VHDL Arithmetic Functions

I’m currently working on an ALU in VHDL.  To get warmed up, I tried my hand at some basic arithmetic, which I’m going to discuss in this blog post.  Here’s the diagram of the ALU:

A and B are the two inputs and F will be the result.  Each input and output is a 4-bit number.  S represents the function selected.  For now I’m going to use the following:

  • 1 = Add
  • 2 = Subtract
  • 3 = Multiply
  • 4 = Divide

I can add new functions as I need them.  I also have the option of expanding the number of bits to work with.  For now, I’ll just keep this simple.

I’m a software developer, so I look at this problem and I think “switch/case statement”.  As it turns out, there is a case statement for VHDL.  Some searching on Bing turns up this website: VHDL-Online.  Which I found to be very clear and easy to read.  I learn quicker from examples, so this site will be my go-to site for looking up VHDL syntax.  As I looked over the syntax examples, I noticed that the case statement doesn’t work without a process block.  I just wrapped my case statement with a generic process block and came up with this block of code:

entity smallalu is port (
S: in integer range 0 to 15;
A,B: in signed(3 DOWNTO 0);
F: out signed(3 DOWNTO 0)
);
end smallalu;

architecture Behavioral of smallalu is
begin
    process (S,A,B)
    begin
        case S is
            when 1 => 
                F <= A+B;
            when 2 =>
                F <= A-B;
            when 3 =>
                F <= RESIZE(A*B,4);
            when 4 =>
                F <= A/B;
            when others =>
                
        end case;
    end process;
end Behavioral;

You’ll have to include “use IEEE.numeric_std.ALL;” at the top in order to use the math functions (and “signed” data types).  Most of the code is pretty obvious: When the selector is set to “1”, then add the two inputs and assign to the output and so on.  The multiply was a bit of a challenge.  My simulation was showing “U” for the outputs of a multiply.  I did some investigating and discovered (or rather, rediscovered) that multiplying two 4-bit numbers results in an 8-bit number.  At one time, I knew that, but it’s been a while.  So I did some research and discovered the “resize” function that allowed me to take the 8-bit result and resize to a 4-bit result.  The understanding is that I can’t really multiple any more than 2-bits from A with 2-bits from B, otherwise, it’ll overflow.  So I’ll need to figure out a solution to that issue in the future, when I decided to expand the data path width.

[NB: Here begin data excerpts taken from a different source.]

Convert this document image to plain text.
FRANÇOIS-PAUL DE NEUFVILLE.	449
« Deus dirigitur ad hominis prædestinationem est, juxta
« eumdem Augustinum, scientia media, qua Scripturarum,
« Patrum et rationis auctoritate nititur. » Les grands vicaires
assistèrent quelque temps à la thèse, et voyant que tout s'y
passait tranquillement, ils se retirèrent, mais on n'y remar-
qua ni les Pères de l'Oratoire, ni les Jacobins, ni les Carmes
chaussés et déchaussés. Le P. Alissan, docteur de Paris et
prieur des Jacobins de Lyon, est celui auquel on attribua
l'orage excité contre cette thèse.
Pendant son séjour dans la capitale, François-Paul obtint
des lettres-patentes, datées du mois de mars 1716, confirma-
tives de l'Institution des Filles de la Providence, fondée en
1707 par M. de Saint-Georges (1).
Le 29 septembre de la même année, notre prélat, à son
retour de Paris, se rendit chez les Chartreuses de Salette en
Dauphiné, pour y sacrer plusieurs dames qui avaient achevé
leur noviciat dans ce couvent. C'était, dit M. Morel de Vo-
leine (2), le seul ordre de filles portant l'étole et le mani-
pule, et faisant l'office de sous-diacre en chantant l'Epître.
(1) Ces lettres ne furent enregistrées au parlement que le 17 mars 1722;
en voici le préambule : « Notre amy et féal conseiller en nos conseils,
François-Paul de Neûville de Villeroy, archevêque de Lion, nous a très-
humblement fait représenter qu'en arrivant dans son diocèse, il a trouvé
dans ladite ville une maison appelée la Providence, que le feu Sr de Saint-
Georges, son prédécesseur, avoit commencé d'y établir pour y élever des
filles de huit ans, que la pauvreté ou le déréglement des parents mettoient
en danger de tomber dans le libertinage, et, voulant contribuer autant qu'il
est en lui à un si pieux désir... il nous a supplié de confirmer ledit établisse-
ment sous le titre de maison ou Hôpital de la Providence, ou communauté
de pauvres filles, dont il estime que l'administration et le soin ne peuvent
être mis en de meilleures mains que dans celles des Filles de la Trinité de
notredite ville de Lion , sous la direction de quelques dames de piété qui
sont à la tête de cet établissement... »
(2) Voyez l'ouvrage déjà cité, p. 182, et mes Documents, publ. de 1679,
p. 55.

There is also an unsigned data type.  If you change your inputs to unsigned, you must also change F to unsigned.  Everything will work correctly (except you’ll be working with positive numbers only).

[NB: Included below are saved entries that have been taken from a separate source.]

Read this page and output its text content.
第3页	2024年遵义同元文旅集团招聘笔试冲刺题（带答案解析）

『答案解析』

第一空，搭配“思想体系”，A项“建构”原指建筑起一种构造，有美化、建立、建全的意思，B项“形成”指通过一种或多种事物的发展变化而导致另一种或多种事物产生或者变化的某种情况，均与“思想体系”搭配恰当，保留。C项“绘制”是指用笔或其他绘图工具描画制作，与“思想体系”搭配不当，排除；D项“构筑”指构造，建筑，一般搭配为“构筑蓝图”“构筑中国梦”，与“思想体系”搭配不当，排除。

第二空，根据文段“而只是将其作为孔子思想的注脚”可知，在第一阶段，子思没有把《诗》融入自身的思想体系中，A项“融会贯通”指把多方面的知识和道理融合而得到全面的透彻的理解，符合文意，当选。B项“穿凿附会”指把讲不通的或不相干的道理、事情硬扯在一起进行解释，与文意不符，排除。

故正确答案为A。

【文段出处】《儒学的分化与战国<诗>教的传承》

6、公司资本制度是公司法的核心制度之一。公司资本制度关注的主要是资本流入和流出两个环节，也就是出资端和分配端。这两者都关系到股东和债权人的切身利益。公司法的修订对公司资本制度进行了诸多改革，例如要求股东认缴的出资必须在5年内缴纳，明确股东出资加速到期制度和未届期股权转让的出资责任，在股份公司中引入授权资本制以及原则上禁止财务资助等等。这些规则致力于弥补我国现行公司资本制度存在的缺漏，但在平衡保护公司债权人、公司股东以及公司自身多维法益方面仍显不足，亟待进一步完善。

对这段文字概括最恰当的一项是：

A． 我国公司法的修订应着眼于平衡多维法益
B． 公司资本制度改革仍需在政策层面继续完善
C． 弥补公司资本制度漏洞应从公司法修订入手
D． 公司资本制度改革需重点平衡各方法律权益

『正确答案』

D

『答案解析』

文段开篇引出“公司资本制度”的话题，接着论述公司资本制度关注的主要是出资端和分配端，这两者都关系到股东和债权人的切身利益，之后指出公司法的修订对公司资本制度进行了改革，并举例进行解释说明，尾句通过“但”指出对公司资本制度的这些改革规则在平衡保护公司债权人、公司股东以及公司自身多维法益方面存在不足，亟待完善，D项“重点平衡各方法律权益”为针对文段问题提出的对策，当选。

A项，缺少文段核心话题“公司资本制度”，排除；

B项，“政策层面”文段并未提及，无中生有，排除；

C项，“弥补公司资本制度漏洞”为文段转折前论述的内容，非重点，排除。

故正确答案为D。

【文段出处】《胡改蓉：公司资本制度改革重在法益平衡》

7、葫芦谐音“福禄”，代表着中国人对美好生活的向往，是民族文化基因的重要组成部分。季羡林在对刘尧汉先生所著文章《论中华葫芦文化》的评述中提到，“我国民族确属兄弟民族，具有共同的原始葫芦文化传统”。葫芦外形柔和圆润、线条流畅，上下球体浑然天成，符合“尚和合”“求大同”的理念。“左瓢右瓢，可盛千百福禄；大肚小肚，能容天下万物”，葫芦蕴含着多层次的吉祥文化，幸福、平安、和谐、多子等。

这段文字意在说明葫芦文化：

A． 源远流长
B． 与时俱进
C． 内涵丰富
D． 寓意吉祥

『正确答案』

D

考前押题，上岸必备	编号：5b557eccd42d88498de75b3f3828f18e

Next, I wanted to add a reset or clear function.  Technically, it’s just a constant zero output because there are not latches inside this ALU.  This code is pure logic.  Here is what the code looks like after the change:

entity smallalu is port (
S: in integer range 0 to 15;
A,B: in signed(3 DOWNTO 0);
F: out signed(3 DOWNTO 0)
);
end smallalu;

architecture Behavioral of smallalu is
begin
    process (S,A,B)
    begin
        case S is
            when 0 =>
                F <= to_signed(0,4);
            when 1 => 
                F <= A+B;
            when 2 =>
                F <= A-B;
            when 3 =>
                F <= RESIZE(A*B,4);
            when 4 =>
                F <= A/B;
            when others =>
                
        end case;
    end process;
end Behavioral;

As you can see, assigning a zero to F is not just a matter of using an assignment.  A constant zero is assumed to be an integer data type.  The “to_signed()” function can be used to convert it into a signed data type.  This function requires the number of bits, so I put in a 4.  The simulation look like this:

The first block up to 10ns is just the clear.  From 10ns to 20ns is “add”, from 20-30 is “subtract”, 30-40 is multiply and finally 40-50 is divide (as you can see I’m dividing 4 by 2).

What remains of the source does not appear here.